A 200-micrograph subset from a single grid was used to generate an ab initio 3D reconstruction. Following iterative rounds of homogeneous and heterogeneous refinement, this map served as the initial 3D model for processing of the full particle set from both grids. 3D refinement and classification yielded a map of the full nanocage with an average reported resolution of ~6.5Å (as calculated in Cryosparc using gold-standard FSC cutoff of 0.143). O symmetry was imposed during the final round of refinement. Continuous conformational heterogeneity likely limited the resolution of the full nanocage map, as discrete states were not readily separable by further 3D classification. Multiple modes of flexibility were visualized using Cryosparc’s 3D Variability Analysis (Punjani & Fleet, 2021), supporting the notion that the nanocage particles used in refinement were subject to compression/deformation (see Supplementary Information for movies of protein breathing motions). We then used partial signal subtraction and focused refinement to improve resolution in the ligand-binding region of the cage (region enclosed in yellow mask, Supplementary Figure 15 inset). Prior to partial signal subtraction, particles were expanded with T symmetry (the highest-order symmetry containing a complete Chl-binding dimer). The symmetry-expanded, partially-subtracted particle set was then refined in C1 using Local Refinement in Cryosparc.

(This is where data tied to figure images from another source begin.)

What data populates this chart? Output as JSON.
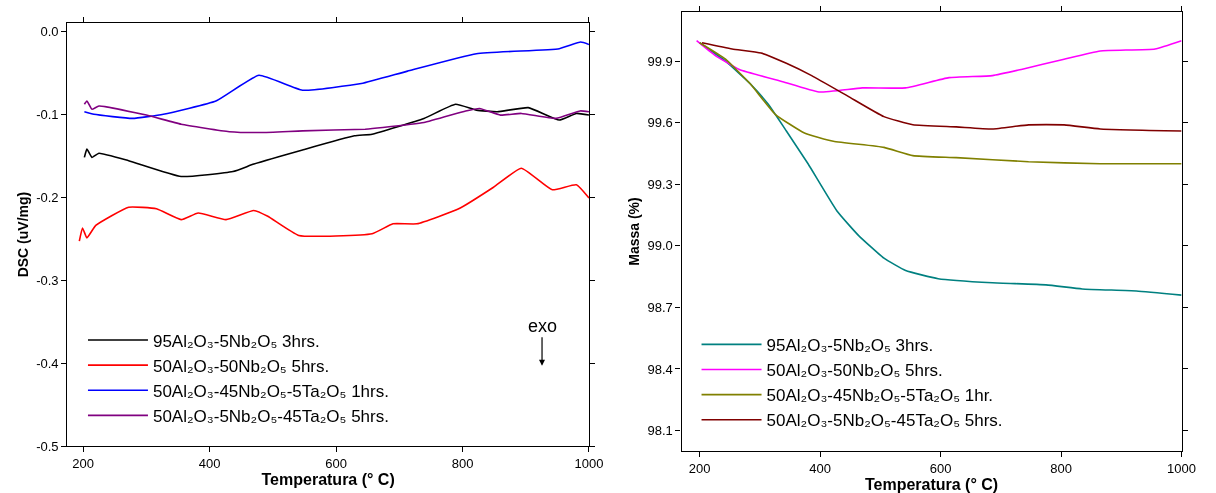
{
  "chart_data": [
    {
      "type": "line",
      "xlabel": "Temperatura (° C)",
      "ylabel": "DSC (uV/mg)",
      "xlim": [
        175,
        1000
      ],
      "ylim": [
        -0.5,
        0.01
      ],
      "xticks": [
        200,
        400,
        600,
        800,
        1000
      ],
      "yticks": [
        {
          "value": 0,
          "label": "0.0"
        },
        -0.1,
        -0.2,
        -0.3,
        -0.4,
        -0.5
      ],
      "legend": "bottom left",
      "annotations": [
        "exo"
      ],
      "series": [
        {
          "name": "95Al₂O₃-5Nb₂O₅ 3hrs.",
          "color": "#000000",
          "x": [
            202,
            206,
            214,
            225,
            272,
            355,
            437,
            470,
            547,
            629,
            657,
            739,
            789,
            822,
            855,
            904,
            953,
            980,
            1000
          ],
          "values": [
            -0.152,
            -0.142,
            -0.152,
            -0.147,
            -0.156,
            -0.175,
            -0.169,
            -0.16,
            -0.143,
            -0.126,
            -0.124,
            -0.105,
            -0.088,
            -0.095,
            -0.097,
            -0.092,
            -0.107,
            -0.099,
            -0.101
          ]
        },
        {
          "name": "50Al₂O₃-50Nb₂O₅ 5hrs.",
          "color": "#ff0000",
          "x": [
            194,
            199,
            206,
            220,
            272,
            316,
            355,
            382,
            426,
            470,
            492,
            541,
            657,
            690,
            728,
            794,
            849,
            893,
            942,
            980,
            1000
          ],
          "values": [
            -0.253,
            -0.237,
            -0.249,
            -0.234,
            -0.212,
            -0.214,
            -0.227,
            -0.219,
            -0.227,
            -0.216,
            -0.223,
            -0.246,
            -0.244,
            -0.232,
            -0.232,
            -0.214,
            -0.188,
            -0.165,
            -0.191,
            -0.185,
            -0.201
          ]
        },
        {
          "name": "50Al₂O₃-45Nb₂O₅-5Ta₂O₅ 1hrs.",
          "color": "#0000ff",
          "x": [
            202,
            217,
            278,
            327,
            410,
            478,
            547,
            640,
            713,
            822,
            953,
            987,
            1000
          ],
          "values": [
            -0.097,
            -0.1,
            -0.105,
            -0.1,
            -0.084,
            -0.053,
            -0.071,
            -0.063,
            -0.048,
            -0.027,
            -0.021,
            -0.013,
            -0.016
          ]
        },
        {
          "name": "50Al₂O₃-5Nb₂O₅-45Ta₂O₅ 5hrs.",
          "color": "#800080",
          "x": [
            202,
            206,
            214,
            225,
            300,
            355,
            431,
            481,
            547,
            646,
            674,
            739,
            805,
            827,
            860,
            893,
            948,
            986,
            1000
          ],
          "values": [
            -0.088,
            -0.084,
            -0.094,
            -0.09,
            -0.101,
            -0.112,
            -0.121,
            -0.122,
            -0.12,
            -0.118,
            -0.116,
            -0.11,
            -0.096,
            -0.093,
            -0.101,
            -0.099,
            -0.105,
            -0.096,
            -0.097
          ]
        }
      ]
    },
    {
      "type": "line",
      "xlabel": "Temperatura (° C)",
      "ylabel": "Massa (%)",
      "xlim": [
        170,
        1000
      ],
      "ylim": [
        98.0,
        100.14
      ],
      "xticks": [
        200,
        400,
        600,
        800,
        1000
      ],
      "yticks": [
        98.1,
        98.4,
        98.7,
        {
          "value": 99.0,
          "label": "99.0"
        },
        99.3,
        99.6,
        99.9
      ],
      "legend": "bottom left",
      "series": [
        {
          "name": "95Al₂O₃-5Nb₂O₅ 3hrs.",
          "color": "#008080",
          "x": [
            200,
            243,
            284,
            314,
            344,
            380,
            428,
            464,
            506,
            542,
            596,
            686,
            775,
            835,
            925,
            1000
          ],
          "values": [
            99.99,
            99.9,
            99.79,
            99.69,
            99.56,
            99.4,
            99.17,
            99.05,
            98.94,
            98.88,
            98.84,
            98.82,
            98.81,
            98.79,
            98.78,
            98.76
          ]
        },
        {
          "name": "50Al₂O₃-50Nb₂O₅ 5hrs.",
          "color": "#ff00ff",
          "x": [
            195,
            225,
            266,
            338,
            398,
            470,
            542,
            614,
            686,
            734,
            805,
            865,
            956,
            1000
          ],
          "values": [
            100.0,
            99.93,
            99.86,
            99.8,
            99.75,
            99.77,
            99.77,
            99.82,
            99.83,
            99.86,
            99.91,
            99.95,
            99.96,
            100.0
          ]
        },
        {
          "name": "50Al₂O₃-45Nb₂O₅-5Ta₂O₅ 1hr.",
          "color": "#808000",
          "x": [
            200,
            243,
            284,
            326,
            374,
            422,
            506,
            554,
            626,
            746,
            865,
            1000
          ],
          "values": [
            99.99,
            99.91,
            99.79,
            99.64,
            99.55,
            99.51,
            99.48,
            99.44,
            99.43,
            99.41,
            99.4,
            99.4
          ]
        },
        {
          "name": "50Al₂O₃-5Nb₂O₅-45Ta₂O₅ 5hrs.",
          "color": "#800000",
          "x": [
            204,
            254,
            302,
            344,
            386,
            446,
            506,
            554,
            626,
            686,
            746,
            805,
            865,
            1000
          ],
          "values": [
            99.99,
            99.96,
            99.94,
            99.89,
            99.83,
            99.73,
            99.63,
            99.59,
            99.58,
            99.57,
            99.59,
            99.59,
            99.57,
            99.56
          ]
        }
      ]
    }
  ]
}
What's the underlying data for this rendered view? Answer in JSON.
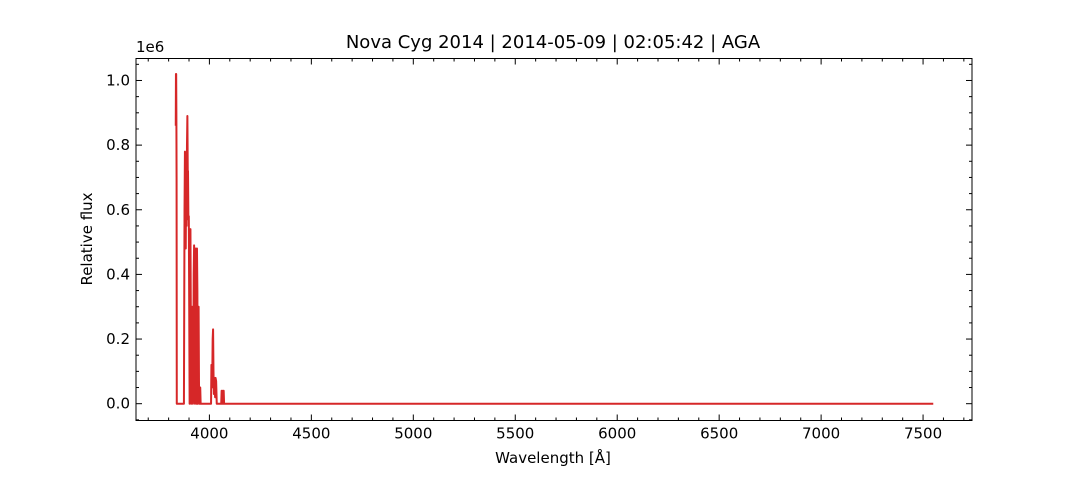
{
  "chart_data": {
    "type": "line",
    "title": "Nova Cyg 2014 | 2014-05-09 | 02:05:42 | AGA",
    "xlabel": "Wavelength [Å]",
    "ylabel": "Relative flux",
    "y_offset_label": "1e6",
    "xlim": [
      3640,
      7740
    ],
    "ylim": [
      -0.052,
      1.068
    ],
    "x_ticks": [
      4000,
      4500,
      5000,
      5500,
      6000,
      6500,
      7000,
      7500
    ],
    "x_tick_labels": [
      "4000",
      "4500",
      "5000",
      "5500",
      "6000",
      "6500",
      "7000",
      "7500"
    ],
    "y_ticks": [
      0.0,
      0.2,
      0.4,
      0.6,
      0.8,
      1.0
    ],
    "y_tick_labels": [
      "0.0",
      "0.2",
      "0.4",
      "0.6",
      "0.8",
      "1.0"
    ],
    "grid": false,
    "series": [
      {
        "color": "#d62728",
        "x": [
          3835,
          3836,
          3837,
          3838,
          3839,
          3840,
          3842,
          3850,
          3855,
          3860,
          3865,
          3870,
          3875,
          3878,
          3880,
          3882,
          3884,
          3886,
          3888,
          3890,
          3892,
          3894,
          3895,
          3897,
          3899,
          3901,
          3903,
          3905,
          3907,
          3909,
          3911,
          3913,
          3915,
          3917,
          3919,
          3921,
          3923,
          3925,
          3927,
          3929,
          3931,
          3933,
          3935,
          3937,
          3939,
          3941,
          3943,
          3945,
          3947,
          3949,
          3951,
          3953,
          3955,
          3957,
          3959,
          3961,
          3963,
          3965,
          3967,
          3969,
          3971,
          3973,
          3976,
          3980,
          3985,
          3990,
          3995,
          4000,
          4005,
          4008,
          4010,
          4012,
          4014,
          4016,
          4018,
          4020,
          4022,
          4024,
          4026,
          4028,
          4030,
          4033,
          4036,
          4040,
          4045,
          4050,
          4055,
          4058,
          4060,
          4062,
          4064,
          4066,
          4068,
          4070,
          4072,
          4074,
          4076,
          4080,
          4100,
          4200,
          5000,
          6000,
          7000,
          7550
        ],
        "y": [
          0.86,
          1.02,
          1.02,
          0.9,
          0.7,
          0.0,
          0.0,
          0.0,
          0.0,
          0.0,
          0.0,
          0.0,
          0.0,
          0.6,
          0.78,
          0.62,
          0.48,
          0.72,
          0.55,
          0.8,
          0.89,
          0.7,
          0.72,
          0.57,
          0.58,
          0.3,
          0.0,
          0.1,
          0.54,
          0.25,
          0.0,
          0.1,
          0.3,
          0.15,
          0.0,
          0.1,
          0.4,
          0.49,
          0.3,
          0.0,
          0.45,
          0.48,
          0.2,
          0.0,
          0.48,
          0.35,
          0.0,
          0.1,
          0.3,
          0.05,
          0.0,
          0.0,
          0.05,
          0.0,
          0.0,
          0.0,
          0.0,
          0.0,
          0.0,
          0.0,
          0.0,
          0.0,
          0.0,
          0.0,
          0.0,
          0.0,
          0.0,
          0.0,
          0.0,
          0.0,
          0.12,
          0.05,
          0.08,
          0.2,
          0.23,
          0.1,
          0.03,
          0.08,
          0.05,
          0.02,
          0.08,
          0.07,
          0.0,
          0.0,
          0.0,
          0.0,
          0.0,
          0.0,
          0.04,
          0.0,
          0.03,
          0.04,
          0.0,
          0.04,
          0.0,
          0.0,
          0.0,
          0.0,
          0.0,
          0.0,
          0.0,
          0.0,
          0.0,
          0.0
        ]
      }
    ]
  }
}
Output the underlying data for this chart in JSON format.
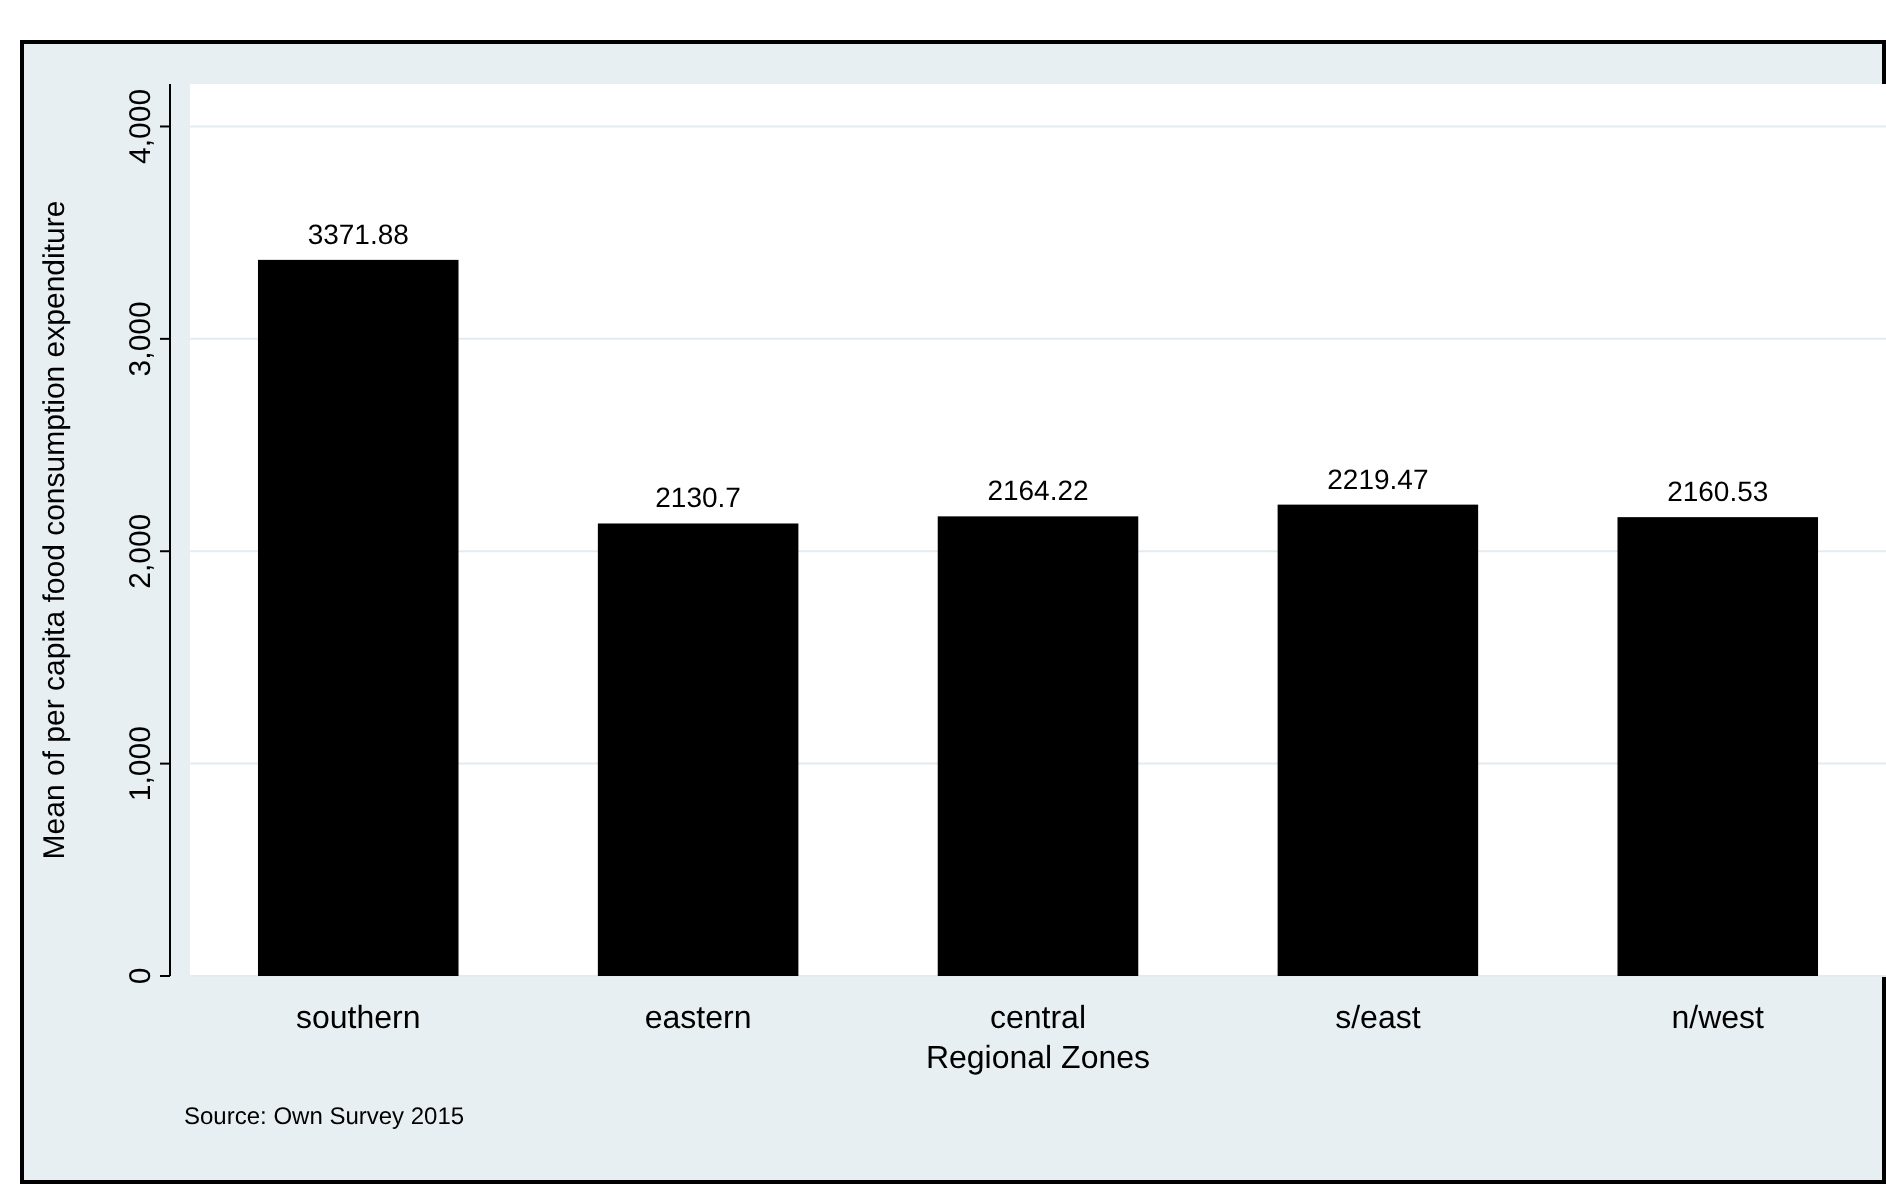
{
  "chart_data": {
    "type": "bar",
    "xlabel": "Regional Zones",
    "ylabel": "Mean of per capita food consumption expenditure",
    "categories": [
      "southern",
      "eastern",
      "central",
      "s/east",
      "n/west"
    ],
    "values": [
      3371.88,
      2130.7,
      2164.22,
      2219.47,
      2160.53
    ],
    "color": "#000000",
    "data_labels": true,
    "ylim": [
      0,
      4200
    ],
    "yticks": [
      0,
      {
        "value": 1000,
        "label": "1,000"
      },
      {
        "value": 2000,
        "label": "2,000"
      },
      {
        "value": 3000,
        "label": "3,000"
      },
      {
        "value": 4000,
        "label": "4,000"
      }
    ],
    "grid": "y",
    "annotations": [
      "Source: Own Survey 2015"
    ]
  }
}
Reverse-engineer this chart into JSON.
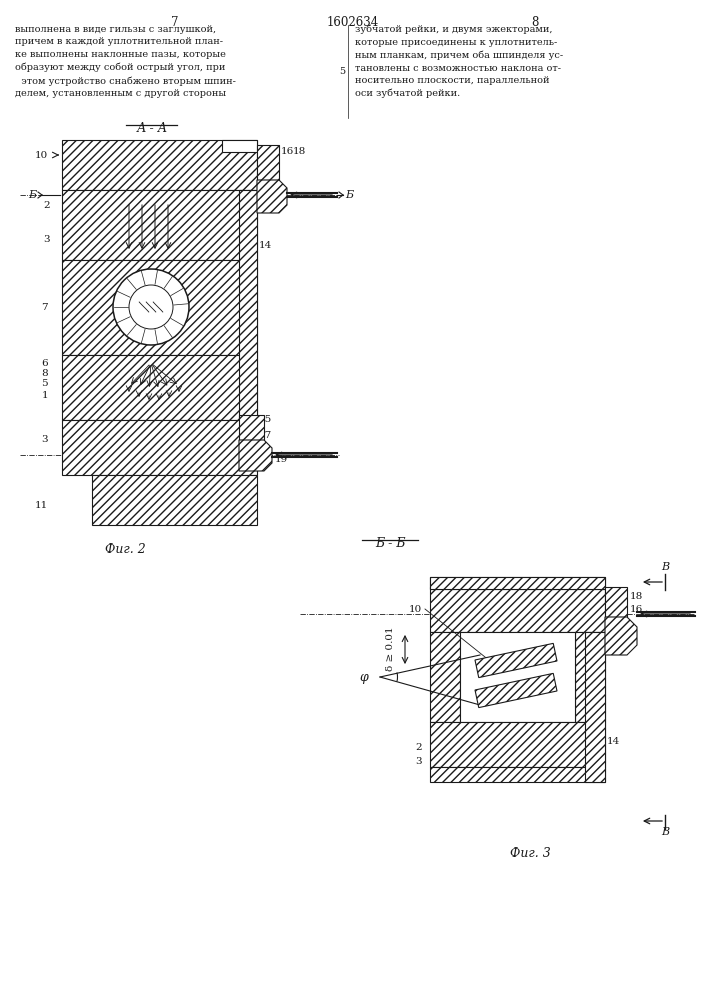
{
  "bg_color": "#ffffff",
  "line_color": "#1a1a1a",
  "page_title": "1602634",
  "page_left": "7",
  "page_right": "8"
}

The cryo-EM map of the full nanocage was used for real-space refinement of a model in Phenix (Echols et al., 2012). Due to the intermediate map resolution, all residues were modeled as alanine and restraints (secondary structure, Ramachandran, and non-crystallographic symmetry constraints) were imposed during refinement. The designed nanocage model was used as a starting point for refinement, and individual chains were docked into cryo-EM maps using Chimera (Pettersen et al., 2004) before hydrogen removal and truncation to polyalanine using phenix.pdbtools. Stubbed, docked models were then subjected to restrained real-space refinement in Phenix. We observed a notable difference between the design model and the cryoEM density in the angle between each trimeric interface helix and its attached DHR “arm”. To generate a starting model for restrained refinement of the full nanocage, we first performed rigid-body refinement, with each trimer subunit modeled as two rigid bodies (corresponding to the interface helix and “arm” regions; residues 259-337 and 1-258, respectively). Cryo-EM model statistics are listed in Supplementary Table 7.